Well. I just listened afresh to K 457 by GG and I still don't know.  In the
first movement he might be engaging in the worst (most obvious) kind of
putdown from our century down to Mozart's.  He plays most clearly and
articulately, but decidedly against the atmosphere of the movement.  When I
play the movement I try to keep a legato "effect" (but not too much!) so
that the listener gets an unconscious sense of the long lines that are only
implied(?).  In my mind, the power of the piece depends on it!  Gould has
no interest in this, he stabs and plunges from one related phrase to the
next, in effect pulling apart the clever and deliberately contrasting ideas
that in toto, are meant to make Mozart's point (on the small scale
atleast).  Glenn also adds his own gouldian fragment of melody (to all the
movements) that tends to shock the well initiated, and that's probably his
aim!  Where does this come from, is he trying to enhance and extend a
stunted expressivity?  Apparently!  But is it valid?  There again, this
view (GG's) was not valid (to this extreme) two hundred years ago, but
maybe "we" (in this century) expect too much from Mozart?

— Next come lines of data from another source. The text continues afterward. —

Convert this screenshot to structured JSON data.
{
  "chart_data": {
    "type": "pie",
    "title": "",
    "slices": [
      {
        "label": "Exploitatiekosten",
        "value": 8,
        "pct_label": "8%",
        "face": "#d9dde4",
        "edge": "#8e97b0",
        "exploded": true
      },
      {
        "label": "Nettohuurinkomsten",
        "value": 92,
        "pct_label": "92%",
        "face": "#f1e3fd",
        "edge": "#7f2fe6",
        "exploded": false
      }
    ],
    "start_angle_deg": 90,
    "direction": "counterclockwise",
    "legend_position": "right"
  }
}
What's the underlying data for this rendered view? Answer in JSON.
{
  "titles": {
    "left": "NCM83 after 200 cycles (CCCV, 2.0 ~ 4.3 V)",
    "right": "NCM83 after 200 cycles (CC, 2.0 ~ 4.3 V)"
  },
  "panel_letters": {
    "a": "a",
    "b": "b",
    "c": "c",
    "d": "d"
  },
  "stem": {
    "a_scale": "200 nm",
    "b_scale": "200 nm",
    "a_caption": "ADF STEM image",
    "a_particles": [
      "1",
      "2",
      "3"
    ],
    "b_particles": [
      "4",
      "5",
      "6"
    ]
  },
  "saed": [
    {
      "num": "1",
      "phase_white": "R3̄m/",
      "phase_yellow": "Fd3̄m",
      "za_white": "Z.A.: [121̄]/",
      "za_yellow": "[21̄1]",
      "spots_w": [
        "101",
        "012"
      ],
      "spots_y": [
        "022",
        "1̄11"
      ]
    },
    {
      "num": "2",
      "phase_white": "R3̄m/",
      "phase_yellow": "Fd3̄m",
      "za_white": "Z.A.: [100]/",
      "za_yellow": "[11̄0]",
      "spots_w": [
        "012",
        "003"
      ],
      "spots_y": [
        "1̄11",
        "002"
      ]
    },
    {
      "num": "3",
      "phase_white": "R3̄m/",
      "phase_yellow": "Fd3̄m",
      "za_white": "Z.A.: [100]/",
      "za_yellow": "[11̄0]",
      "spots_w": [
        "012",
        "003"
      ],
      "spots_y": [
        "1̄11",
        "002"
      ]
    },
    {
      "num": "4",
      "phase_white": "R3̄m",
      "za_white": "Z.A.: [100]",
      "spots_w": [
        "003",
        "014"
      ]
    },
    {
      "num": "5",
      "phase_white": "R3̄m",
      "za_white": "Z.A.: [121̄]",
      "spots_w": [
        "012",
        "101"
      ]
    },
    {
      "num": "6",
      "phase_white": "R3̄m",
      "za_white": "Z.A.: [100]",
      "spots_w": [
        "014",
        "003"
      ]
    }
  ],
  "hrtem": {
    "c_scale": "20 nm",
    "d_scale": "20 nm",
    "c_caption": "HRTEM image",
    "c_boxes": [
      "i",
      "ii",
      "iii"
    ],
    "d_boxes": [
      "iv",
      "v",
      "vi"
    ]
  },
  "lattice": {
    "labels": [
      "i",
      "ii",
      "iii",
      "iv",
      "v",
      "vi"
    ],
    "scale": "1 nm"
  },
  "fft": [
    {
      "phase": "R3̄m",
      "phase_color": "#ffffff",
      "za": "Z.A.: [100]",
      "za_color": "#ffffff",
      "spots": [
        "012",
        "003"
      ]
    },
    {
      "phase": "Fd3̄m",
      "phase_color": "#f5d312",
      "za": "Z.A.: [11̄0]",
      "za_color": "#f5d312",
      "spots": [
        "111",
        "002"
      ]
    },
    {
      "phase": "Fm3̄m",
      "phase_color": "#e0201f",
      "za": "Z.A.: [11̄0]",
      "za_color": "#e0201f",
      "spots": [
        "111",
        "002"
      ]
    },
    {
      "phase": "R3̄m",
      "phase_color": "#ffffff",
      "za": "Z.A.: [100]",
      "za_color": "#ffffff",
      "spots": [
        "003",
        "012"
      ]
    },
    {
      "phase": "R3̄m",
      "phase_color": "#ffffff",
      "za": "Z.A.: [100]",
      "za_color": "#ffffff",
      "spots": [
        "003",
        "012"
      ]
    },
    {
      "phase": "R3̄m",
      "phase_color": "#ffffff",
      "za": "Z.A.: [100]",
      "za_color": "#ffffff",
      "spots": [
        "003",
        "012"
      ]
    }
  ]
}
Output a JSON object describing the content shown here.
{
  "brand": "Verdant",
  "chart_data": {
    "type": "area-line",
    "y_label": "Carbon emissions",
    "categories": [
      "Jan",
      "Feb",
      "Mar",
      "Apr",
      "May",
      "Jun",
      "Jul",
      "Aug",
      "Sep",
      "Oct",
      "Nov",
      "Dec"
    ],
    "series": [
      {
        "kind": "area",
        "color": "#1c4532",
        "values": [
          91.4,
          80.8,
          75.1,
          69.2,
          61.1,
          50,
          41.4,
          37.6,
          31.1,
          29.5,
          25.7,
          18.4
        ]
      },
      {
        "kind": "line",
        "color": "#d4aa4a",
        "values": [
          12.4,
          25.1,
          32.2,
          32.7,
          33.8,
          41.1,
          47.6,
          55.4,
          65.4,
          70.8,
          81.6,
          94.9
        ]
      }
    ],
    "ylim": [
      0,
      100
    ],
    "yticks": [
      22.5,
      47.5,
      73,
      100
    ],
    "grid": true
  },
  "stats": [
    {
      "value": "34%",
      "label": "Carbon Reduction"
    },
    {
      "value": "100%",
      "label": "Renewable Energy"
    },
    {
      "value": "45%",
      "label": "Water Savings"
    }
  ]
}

The remaining two movements are revelations.  The slow movement is played
as if by an angel!  His understatement and "meaningful" restraint are a
study in themselves.  This is truly what Mozart was going for, it surpasses
even late Beethoven for me!  This kind of playing can't be learned, it has
to be second nature, and in my opinion, it's unable to long coexist with
disdain...

The third movement is not played at breakneck speed, but respectfully!  A
fitting choice for such a short masterpiece.  I wish I could even think
about playing so evenly regulated!  When I first heard this I thought that
it was a little fast, but it's only the intensity that makes it seem so!
But then he can't resist twisting the 'a piacere' (piu lento) into an
other-worldly episode (maybe he was thinking of Schoenberg here?), and
adding his own tasteless appoggiatura on Dmajor, but I have to admit that
for many preceding measures he prepares us for his intended improprieties.
;-)

If GG is trying to expose the weaknesses of, in my opinion, for so many
reasons, one of the efficientally greatest sonatas of all time, by an
eccentric approach then he must have known that it could only backfire.
I've said before that I'm happier that he gave us this view rather than a
quick, absolutive, unconsidered run-through of material that he probably
considered, since his youth, to be unremarkable.